Well, it was total crap, but that's not to say it wasn't fun. I was amused the entire time, either by it or by laughing at it. Still, even by crap cash-in sequel standards, it was pretty bare bones. You get exactly three big action sequences, and the climax comes before it feels like the movie has even gotten going. Which is to say, it never really gathers much momentum or becomes genuinely involving. And the characters and their interactions are not interesting. And the villain's plan doesn't hold that much that is compelling. It's just an excuse to set action pieces in motion, which it accomplishes. It also occurs over the course of one day, a day in which McClane has been awake for 20 hours before the action even begins, making it quite amazing that he never simply nods off.

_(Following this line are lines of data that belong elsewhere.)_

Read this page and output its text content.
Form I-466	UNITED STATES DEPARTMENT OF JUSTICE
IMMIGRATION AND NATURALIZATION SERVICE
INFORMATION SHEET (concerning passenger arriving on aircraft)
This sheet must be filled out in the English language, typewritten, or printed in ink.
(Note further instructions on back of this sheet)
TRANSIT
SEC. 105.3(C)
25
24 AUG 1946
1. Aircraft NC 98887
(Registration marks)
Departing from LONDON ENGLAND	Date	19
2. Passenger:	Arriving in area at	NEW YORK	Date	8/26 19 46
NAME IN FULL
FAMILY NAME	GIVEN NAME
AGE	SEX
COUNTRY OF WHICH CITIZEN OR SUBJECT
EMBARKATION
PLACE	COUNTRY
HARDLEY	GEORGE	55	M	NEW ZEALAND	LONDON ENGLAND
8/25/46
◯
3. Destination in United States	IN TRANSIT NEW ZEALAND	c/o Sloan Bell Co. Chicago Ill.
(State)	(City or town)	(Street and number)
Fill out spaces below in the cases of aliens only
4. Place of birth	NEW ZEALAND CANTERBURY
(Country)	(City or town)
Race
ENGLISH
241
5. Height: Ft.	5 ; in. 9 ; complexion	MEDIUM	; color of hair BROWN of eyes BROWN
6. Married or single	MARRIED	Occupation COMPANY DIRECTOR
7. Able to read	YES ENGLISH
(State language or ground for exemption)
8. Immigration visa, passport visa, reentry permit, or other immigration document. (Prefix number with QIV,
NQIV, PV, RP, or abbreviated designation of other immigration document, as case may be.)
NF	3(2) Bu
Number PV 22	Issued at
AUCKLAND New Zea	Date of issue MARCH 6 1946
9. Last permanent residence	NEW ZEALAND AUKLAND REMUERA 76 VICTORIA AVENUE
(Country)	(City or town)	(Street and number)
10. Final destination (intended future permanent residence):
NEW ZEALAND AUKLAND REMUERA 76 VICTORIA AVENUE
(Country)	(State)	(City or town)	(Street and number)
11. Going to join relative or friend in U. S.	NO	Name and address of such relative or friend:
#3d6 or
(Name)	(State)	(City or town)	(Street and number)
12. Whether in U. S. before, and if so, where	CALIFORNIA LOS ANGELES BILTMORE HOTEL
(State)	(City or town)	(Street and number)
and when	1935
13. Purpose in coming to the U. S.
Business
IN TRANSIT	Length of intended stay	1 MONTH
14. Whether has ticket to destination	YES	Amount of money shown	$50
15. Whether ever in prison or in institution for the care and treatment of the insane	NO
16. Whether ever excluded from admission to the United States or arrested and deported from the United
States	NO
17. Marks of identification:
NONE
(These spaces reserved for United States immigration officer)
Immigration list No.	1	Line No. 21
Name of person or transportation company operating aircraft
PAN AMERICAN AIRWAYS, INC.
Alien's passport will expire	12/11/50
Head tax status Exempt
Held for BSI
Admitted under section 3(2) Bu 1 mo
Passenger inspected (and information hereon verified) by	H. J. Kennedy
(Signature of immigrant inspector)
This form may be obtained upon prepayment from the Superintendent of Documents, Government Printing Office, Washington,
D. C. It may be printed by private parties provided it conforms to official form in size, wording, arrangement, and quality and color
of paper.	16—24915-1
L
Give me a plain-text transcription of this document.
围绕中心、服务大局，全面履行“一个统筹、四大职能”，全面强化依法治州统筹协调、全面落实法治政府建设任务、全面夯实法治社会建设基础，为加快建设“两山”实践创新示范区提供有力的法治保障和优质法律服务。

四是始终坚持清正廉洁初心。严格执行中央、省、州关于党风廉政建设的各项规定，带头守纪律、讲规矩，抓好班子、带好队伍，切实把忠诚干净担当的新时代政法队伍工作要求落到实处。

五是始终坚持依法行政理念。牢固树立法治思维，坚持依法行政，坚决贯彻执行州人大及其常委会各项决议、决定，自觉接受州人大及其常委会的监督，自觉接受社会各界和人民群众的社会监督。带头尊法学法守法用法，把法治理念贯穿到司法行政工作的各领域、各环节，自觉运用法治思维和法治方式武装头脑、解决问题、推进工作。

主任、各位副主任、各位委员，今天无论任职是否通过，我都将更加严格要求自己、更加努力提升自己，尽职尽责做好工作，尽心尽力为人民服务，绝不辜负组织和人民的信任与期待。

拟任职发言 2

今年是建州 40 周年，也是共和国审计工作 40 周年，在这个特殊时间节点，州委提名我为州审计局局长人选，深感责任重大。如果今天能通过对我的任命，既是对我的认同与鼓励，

The last one, whatever it was called, made a strength of being the fourth sequel that no one asked for by giving the whole thing an attitude of jocularity and winking about itself, casting its over-the-top setpieces as hilariously over the top, and having McClane be our bemused protagonist. Here things have gone so over-the-top as to be merely ridiculous, distancing us from the movie instead of inviting us to get involved in the fun. Really--why are we still talking about this? It's a cash-in sequel that gives you exactly that: a cash-in sequel. It'll amuse you for 90 minutes, and you'll forget you ever saw it before the credits have even finished. I got more amusement from thinking of suggested titles for the next one, such as "Die Harder Than It Was Hitherto Thought Possible" or "Die Harder Than a Hard-Dyin' Dog On a Dirty Low-Down Deuce of a Day."

Should you watch it: 

It's your time, but you can spend your time on better movies.